View Full Version : Hadronyche formidabilis , Aussie funnel web

Grant Miller
31-05-09, 09:33 AM
One of my Australian Northern tree dwelling F/W`s posturing for the camera .YouTube - Hadronyche formidabilis

Ian Hall
31-05-09, 10:21 AM
That is an impressive looking spider! I would love to add one to my collection once I'm more experienced.

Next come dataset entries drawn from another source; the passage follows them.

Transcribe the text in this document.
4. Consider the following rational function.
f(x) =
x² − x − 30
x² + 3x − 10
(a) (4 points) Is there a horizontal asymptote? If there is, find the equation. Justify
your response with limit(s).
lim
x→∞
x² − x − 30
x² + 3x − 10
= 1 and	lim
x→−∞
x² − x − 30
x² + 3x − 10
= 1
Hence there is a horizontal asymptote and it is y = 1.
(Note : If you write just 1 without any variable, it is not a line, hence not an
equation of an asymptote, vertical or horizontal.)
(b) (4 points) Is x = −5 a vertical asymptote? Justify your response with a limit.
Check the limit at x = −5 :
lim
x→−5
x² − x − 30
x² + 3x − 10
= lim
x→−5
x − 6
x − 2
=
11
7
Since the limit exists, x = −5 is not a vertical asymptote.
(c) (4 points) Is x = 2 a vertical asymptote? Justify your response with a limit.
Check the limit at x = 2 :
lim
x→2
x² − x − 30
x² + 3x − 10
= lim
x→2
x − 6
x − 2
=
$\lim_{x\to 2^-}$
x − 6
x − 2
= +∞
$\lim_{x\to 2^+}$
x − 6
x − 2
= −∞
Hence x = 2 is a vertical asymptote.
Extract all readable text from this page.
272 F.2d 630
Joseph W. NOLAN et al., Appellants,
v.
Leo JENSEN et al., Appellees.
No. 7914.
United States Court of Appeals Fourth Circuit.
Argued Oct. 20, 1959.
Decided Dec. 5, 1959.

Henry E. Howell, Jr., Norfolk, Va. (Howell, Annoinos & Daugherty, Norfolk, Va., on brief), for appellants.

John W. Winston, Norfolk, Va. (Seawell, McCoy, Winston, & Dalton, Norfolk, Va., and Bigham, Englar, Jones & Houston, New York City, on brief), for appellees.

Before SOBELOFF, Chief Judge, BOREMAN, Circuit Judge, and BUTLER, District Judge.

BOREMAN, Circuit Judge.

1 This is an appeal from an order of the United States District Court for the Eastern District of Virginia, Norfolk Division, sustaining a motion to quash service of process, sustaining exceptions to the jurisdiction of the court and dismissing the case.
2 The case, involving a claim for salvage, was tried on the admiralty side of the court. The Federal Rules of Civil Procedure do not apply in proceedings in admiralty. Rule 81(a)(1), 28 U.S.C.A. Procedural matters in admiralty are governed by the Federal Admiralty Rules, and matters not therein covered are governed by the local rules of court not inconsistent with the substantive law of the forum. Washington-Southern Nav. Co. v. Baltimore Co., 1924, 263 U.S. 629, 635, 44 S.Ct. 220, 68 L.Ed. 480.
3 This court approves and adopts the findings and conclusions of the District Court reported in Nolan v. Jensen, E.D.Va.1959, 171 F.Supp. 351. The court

Are they easy to come by? Maybe you could put a picture up of it's enclosure? Would be cool.

Grant Miller
01-06-09, 05:18 AM
They are not all that easy to come by however a mate and myself do locate them fairly regularly in our area . This sp. was / is commonly found crawling out of logs at saw mills and timber yards that are situated within its home range and were / are quickly squashed by workers .
I`ll post up a pic of its enclosure at a later date but think along the lines of an opportunistic T`s burrow (they will dig an obligate burrow aswell) but these must be kept below 25 degrees celcius and I often keep my funnel webs in an esky with a freezer block wrapped in a tea towel to keep them cold during hot periods.
I dont think our Australian funnel webs can be exported out of Australia sorry .

Phil Rea
01-06-09, 10:09 AM
Nice to see such a calm spider Grant :D

James Box
02-06-09, 12:23 PM
lovely spider!!! how big do they get? very impressive looking.
and so well-behaved:D

Grant Miller
03-06-09, 08:29 AM
There is a specimen in the Queensland museum with a legspan of 100mm and my mate has one with a legspan of 90mm and a body length of 50mm . The one in the video has an L/S of around 60mm so she is only half grown .
Hadronyche formidabilis tackles large prey such as adult green tree frogs (get to the size of a mans palm) so they are incredibly strong and possibly why their venom acts so fast and is rated as the deadliest in the world , a severe envenomation by a big specimen can kill a healthy adult man in around 17 minutes or so (venom quantity in direct correlation with size of spider) yet even the bite from a small specimen would be no laughing matter either.